The content of the notification. It usually contains the report name as the unique identifier and the timestamp when this event happens.

Details

No

String

This is JSON format content that contains the details of this notification. Taking the control assessments failure as an example, the details include all failed customer responsibilities for each control and affected resources.

ACAT REST API triggerEvaluation

API Name: triggerEvaluation

  • Service: App Compliance Automation
  • API Version: 2023-02-15-preview

Get quick compliance evaluation for given resources.
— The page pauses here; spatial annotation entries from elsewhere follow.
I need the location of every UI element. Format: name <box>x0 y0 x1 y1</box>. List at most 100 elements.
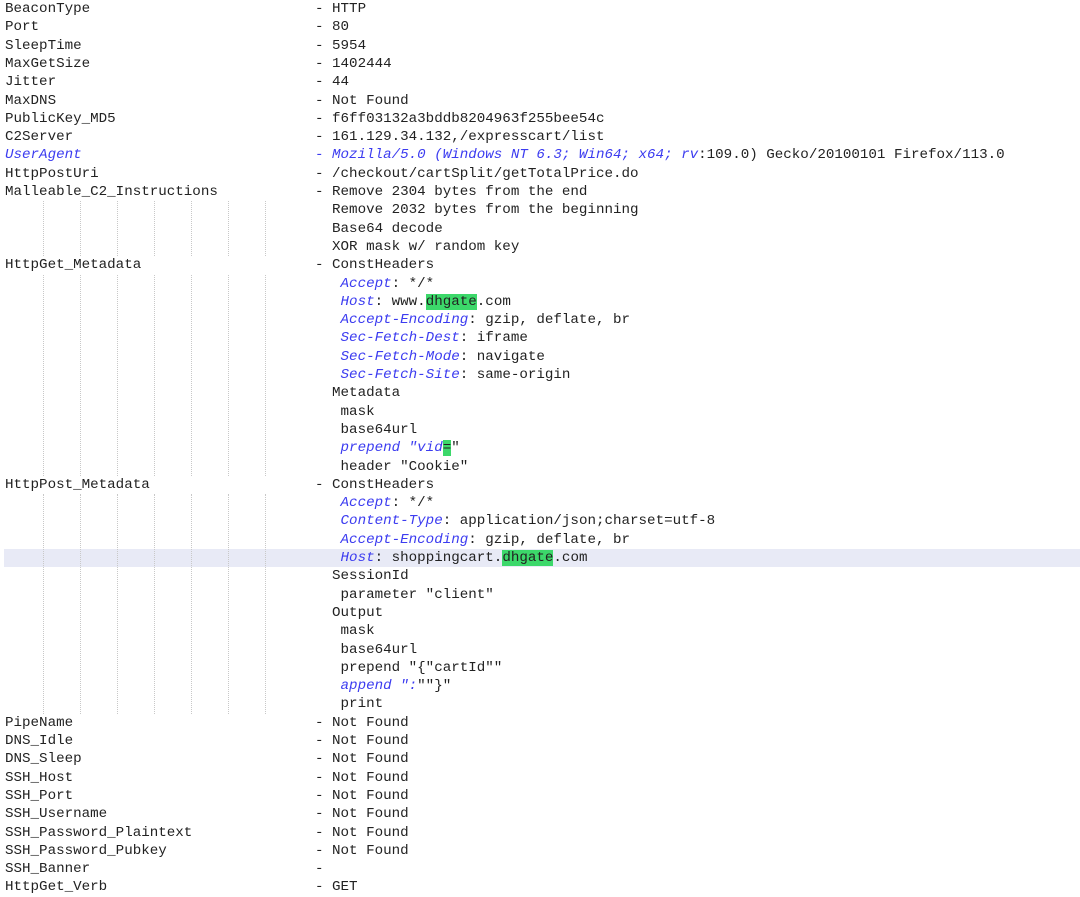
config-key: SSH_Banner <box>5 861 91 878</box>
editor-line[interactable]: mask <box>0 403 1080 421</box>
value-segment: append ": <box>315 678 418 695</box>
value-segment: - Not Found <box>315 714 409 731</box>
editor-line[interactable]: HttpGet_Verb - GET <box>0 878 1080 896</box>
value-segment: SessionId <box>315 568 409 585</box>
editor-line[interactable]: Accept: */* <box>0 494 1080 512</box>
value-segment: print <box>315 696 384 713</box>
value-segment: - HTTP <box>315 1 367 17</box>
editor-line[interactable]: SessionId <box>0 567 1080 585</box>
editor-line[interactable]: append ":""}" <box>0 677 1080 695</box>
value-segment: prepend "{"cartId"" <box>315 659 503 676</box>
editor-line[interactable]: Output <box>0 604 1080 622</box>
editor-line[interactable]: Sec-Fetch-Dest: iframe <box>0 329 1080 347</box>
editor-line[interactable]: base64url <box>0 421 1080 439</box>
value-segment: Output <box>315 604 384 621</box>
value-segment: - f6ff03132a3bddb8204963f255bee54c <box>315 110 605 127</box>
value-segment: : */* <box>391 495 435 512</box>
editor-line[interactable]: SSH_Port - Not Found <box>0 787 1080 805</box>
editor-line[interactable]: PublicKey_MD5 - f6ff03132a3bddb8204963f25… <box>0 110 1080 128</box>
config-value: - Not Found <box>315 805 409 823</box>
value-segment: - Mozilla/5.0 (Windows NT 6.3; Win64; x6… <box>315 147 682 164</box>
editor-line[interactable]: SSH_Password_Plaintext - Not Found <box>0 824 1080 842</box>
editor-line[interactable]: Host: www.dhgate.com <box>0 293 1080 311</box>
editor-line[interactable]: Metadata <box>0 384 1080 402</box>
editor-line[interactable]: XOR mask w/ random key <box>0 238 1080 256</box>
value-segment: - Not Found <box>315 787 409 804</box>
editor-line[interactable]: Content-Type: application/json;charset=u… <box>0 512 1080 530</box>
editor-line[interactable]: SSH_Banner - <box>0 860 1080 878</box>
editor-line[interactable]: HttpGet_Metadata - ConstHeaders <box>0 256 1080 274</box>
indent-guide <box>191 274 192 476</box>
editor-line[interactable]: header "Cookie" <box>0 458 1080 476</box>
editor-line[interactable]: SSH_Username - Not Found <box>0 805 1080 823</box>
config-value: - <box>315 860 324 878</box>
config-key: HttpGet_Verb <box>5 879 108 896</box>
editor-line[interactable]: DNS_Idle - Not Found <box>0 732 1080 750</box>
config-value: - ConstHeaders <box>315 256 434 274</box>
value-segment: : application/json;charset=utf-8 <box>442 513 716 530</box>
editor-line[interactable]: Sec-Fetch-Mode: navigate <box>0 348 1080 366</box>
value-segment: - Not Found <box>315 733 409 749</box>
editor-line[interactable]: Port - 80 <box>0 18 1080 36</box>
editor-line[interactable]: Remove 2032 bytes from the beginning <box>0 201 1080 219</box>
editor-line[interactable]: print <box>0 695 1080 713</box>
value-segment: - ConstHeaders <box>315 257 435 274</box>
editor-line[interactable]: SleepTime - 5954 <box>0 37 1080 55</box>
editor-line[interactable]: SSH_Host - Not Found <box>0 769 1080 787</box>
indent-guide <box>80 201 81 257</box>
editor-line[interactable]: SSH_Password_Pubkey - Not Found <box>0 842 1080 860</box>
indent-guide <box>228 274 229 476</box>
editor-line[interactable]: HttpPost_Metadata - ConstHeaders <box>0 476 1080 494</box>
editor-line[interactable]: Malleable_C2_Instructions - Remove 2304 b… <box>0 183 1080 201</box>
editor-line[interactable]: Accept: */* <box>0 275 1080 293</box>
config-value: - Not Found <box>315 750 409 768</box>
editor-line[interactable]: MaxDNS - Not Found <box>0 92 1080 110</box>
config-key: SleepTime <box>5 37 82 54</box>
editor-line[interactable]: Accept-Encoding: gzip, deflate, br <box>0 311 1080 329</box>
indent-guide <box>117 494 118 714</box>
indent-guide <box>117 274 118 476</box>
text-editor-view[interactable]: BeaconType - HTTP Port - 80 SleepTime - 5954 M… <box>0 0 1080 897</box>
editor-line[interactable]: DNS_Sleep - Not Found <box>0 750 1080 768</box>
config-value: - Mozilla/5.0 (Windows NT 6.3; Win64; x6… <box>315 146 1005 164</box>
editor-line[interactable]: prepend "{"cartId"" <box>0 659 1080 677</box>
value-segment: - /checkout/cartSplit/getTotalPrice.do <box>315 165 639 182</box>
value-segment: XOR mask w/ random key <box>315 238 520 255</box>
value-segment: - 80 <box>315 19 350 36</box>
editor-line[interactable]: C2Server - 161.129.34.132,/expresscart/li… <box>0 128 1080 146</box>
editor-line[interactable]: PipeName - Not Found <box>0 714 1080 732</box>
value-segment: - 161.129.34.132,/expresscart/list <box>315 129 605 146</box>
editor-line[interactable]: UserAgent - Mozilla/5.0 (Windows NT 6.3; … <box>0 146 1080 164</box>
editor-line[interactable]: prepend "vid=" <box>0 439 1080 457</box>
value-segment: - <box>315 861 324 878</box>
editor-line[interactable]: base64url <box>0 641 1080 659</box>
config-value: - Not Found <box>315 732 409 750</box>
editor-line[interactable]: Host: shoppingcart.dhgate.com <box>4 549 1080 568</box>
editor-line[interactable]: Base64 decode <box>0 220 1080 238</box>
config-value: prepend "vid=" <box>315 439 460 457</box>
value-segment: - Not Found <box>315 824 409 841</box>
indent-guide <box>43 274 44 476</box>
value-segment: Sec-Fetch-Site <box>315 367 460 383</box>
value-segment: : gzip, deflate, br <box>468 312 631 329</box>
config-key: MaxDNS <box>5 92 57 109</box>
value-segment: - ConstHeaders <box>315 476 435 493</box>
editor-line[interactable]: mask <box>0 622 1080 640</box>
value-segment: - Not Found <box>315 769 409 786</box>
config-value: Remove 2032 bytes from the beginning <box>315 201 639 219</box>
editor-line[interactable]: Accept-Encoding: gzip, deflate, br <box>0 531 1080 549</box>
editor-line[interactable]: Sec-Fetch-Site: same-origin <box>0 366 1080 384</box>
editor-line[interactable]: MaxGetSize - 1402444 <box>0 55 1080 73</box>
editor-line[interactable]: BeaconType - HTTP <box>0 0 1080 18</box>
indent-guide <box>80 494 81 714</box>
config-value: Host: www.dhgate.com <box>315 293 511 311</box>
config-key: Port <box>5 19 40 36</box>
editor-line[interactable]: parameter "client" <box>0 586 1080 604</box>
value-segment: Accept <box>315 275 392 292</box>
editor-line[interactable]: HttpPostUri - /checkout/cartSplit/getTota… <box>0 165 1080 183</box>
config-value: - Not Found <box>315 92 409 110</box>
config-value: Host: shoppingcart.dhgate.com <box>315 549 587 567</box>
editor-line[interactable]: Jitter - 44 <box>0 73 1080 91</box>
config-key: C2Server <box>5 129 74 146</box>
config-value: - f6ff03132a3bddb8204963f255bee54c <box>315 110 604 128</box>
POST https://management.azure.com/providers/Microsoft.AppComplianceAutomation/triggerEvaluation?api-version=2023-02-15-preview
URI Parameters

Name

In

Required

Type

Description

api-version

query

True

string

The API version to use for this operation. You can use "2023-02-15-preview"

Request Header

Name

In

Required

Type

Description

Authorization

head

True

string

Bearer + " " + Access Token

x-ms-aad-user-token

head

True

string

Bearer + " " + Access Token

Content-Type

head

True

string

value: "application/json"

Request Body

Name

Required

Type

Description

resourceIds

True

string array

List of resource IDs to be evaluated

Responses Header

Name

Type

Description

200 OK

The response indicates the quick compliance evaluation for given resource IDs is completed.

202 Accepted

The response indicates the quick compliance evaluation for given resource ids is triggered and performing in backend.

Other Status Codes

ErrorResponse

Error response.

TriggerEvaluationResponse

Name

Type

Description

triggerTime

string

The time when the evaluation is triggered.

evaluationEndTime

string

The time when the evaluation is end.

resourceIds

string[]

List of resource IDs to be evaluated

quickAssessments

List of quick assessments

QuickAssessment

Name

Type

Description

resourceId

string

Resource ID

responsibilityId

string

Responsibility ID

timestamp

string

The timestamp of resource creation (UTC).

resourceStatus

ResourceStatus

Quick assessment status.

displayName

string

Quick assessment display name.

description

string

Description of quick assessments.

remediationLink

string

Link to remediation steps for this quick assessment.